Sales and marketing expense decreased 24.9% and 23.2% in the ConferencePlus segment in the three and nine months ended December 31, 2009 compared to the same periods ended December 31, 2008. The $526,000 and $1.7 million three and nine month decreases were due primarily to the reduction of employee headcount resulting from past reorganizations, lower bonus targets for remaining employees and the elimination of the 401(k) match that collectively resulted in reductions of personnel-related costs of $448,000 and $1.2 million, respectively. The remaining sales and marketing expense reductions in the three and nine month periods resulted from lower spending generally, including items related to travel, meetings and tradeshows.
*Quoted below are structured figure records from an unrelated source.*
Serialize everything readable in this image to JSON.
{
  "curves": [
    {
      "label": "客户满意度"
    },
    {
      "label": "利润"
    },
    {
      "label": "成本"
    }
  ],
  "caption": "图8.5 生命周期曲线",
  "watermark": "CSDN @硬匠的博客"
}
Research and development expense in the OSP segment increased by 9.2% and decreased 10.0% in the three and nine months ended December 31, 2009 as compared to the same periods from the prior year. The $47,000 increase in the three month period was due primarily to increased product certification costs. The $194,000 decrease in the nine month period was due primarily to a $112,000 reduction in consulting expense and lower spending across most research and development expense categories, totaling $82,000.
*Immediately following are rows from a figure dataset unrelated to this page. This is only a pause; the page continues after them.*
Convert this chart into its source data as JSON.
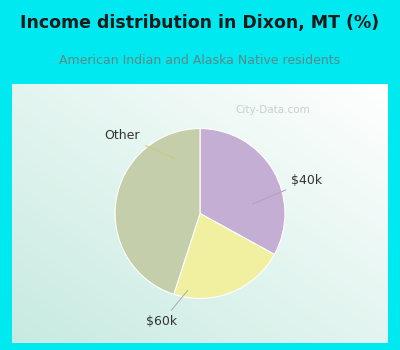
{
  "title": "Income distribution in Dixon, MT (%)",
  "subtitle": "American Indian and Alaska Native residents",
  "slices": [
    {
      "label": "$40k",
      "value": 33,
      "color": "#c4aed4"
    },
    {
      "label": "Other",
      "value": 22,
      "color": "#f0f0a0"
    },
    {
      "label": "$60k",
      "value": 45,
      "color": "#c5ceaa"
    }
  ],
  "startangle": 90,
  "title_color": "#1a1a1a",
  "subtitle_color": "#5a8a88",
  "cyan_bg": "#00e8f0",
  "chart_bg_tl": "#ddf0e8",
  "chart_bg_br": "#f0f8f8",
  "watermark": "City-Data.com"
}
The ConferencePlus segment general and administrative expense decreased by 30.5% and 25.1% in the three and nine months ended December 31, 2009 compared to the same periods in fiscal year 2009. The $666,000 decrease in the three month period resulted primarily from stock-based compensation expense that was $365,000 lower than the prior year period. The $1.5 million decrease in the nine month period resulted in part from the reduction of employee headcount which caused a $275,000 decrease in personnel-related expense. The remaining reductions in the three and nine month periods were due to reductions across most general and administrative expense categories including professional services, depreciation and allowances for bad debt.

Unallocated corporate general and administrative expense increased 56.1% and decreased 34.4% in the three and nine months ended December 31, 2009 compared to the same period in fiscal year 2009. The increase of $554,000 in the three months primarily resulted from $730,000 of cumulative prior year stock-based compensation expense that was recorded in the current period (See Note 9 of the Condensed Consolidated Financial Statements). The decrease of $1.6 million in the nine months primarily resulted from a reduction of legal expenses by $1.1 million. The legal expenses in fiscal year 2009 primarily related to costs incurred in connection with the previously disclosed SEC investigation. As announced in August 2009, the SEC completed this investigation without any enforcement action. Stock-based compensation also decreased by $209,000 in the nine month period of fiscal 2010 compared to fiscal 2009. The remaining reductions in the three and nine month periods were due primarily to lower outside professional services expenses.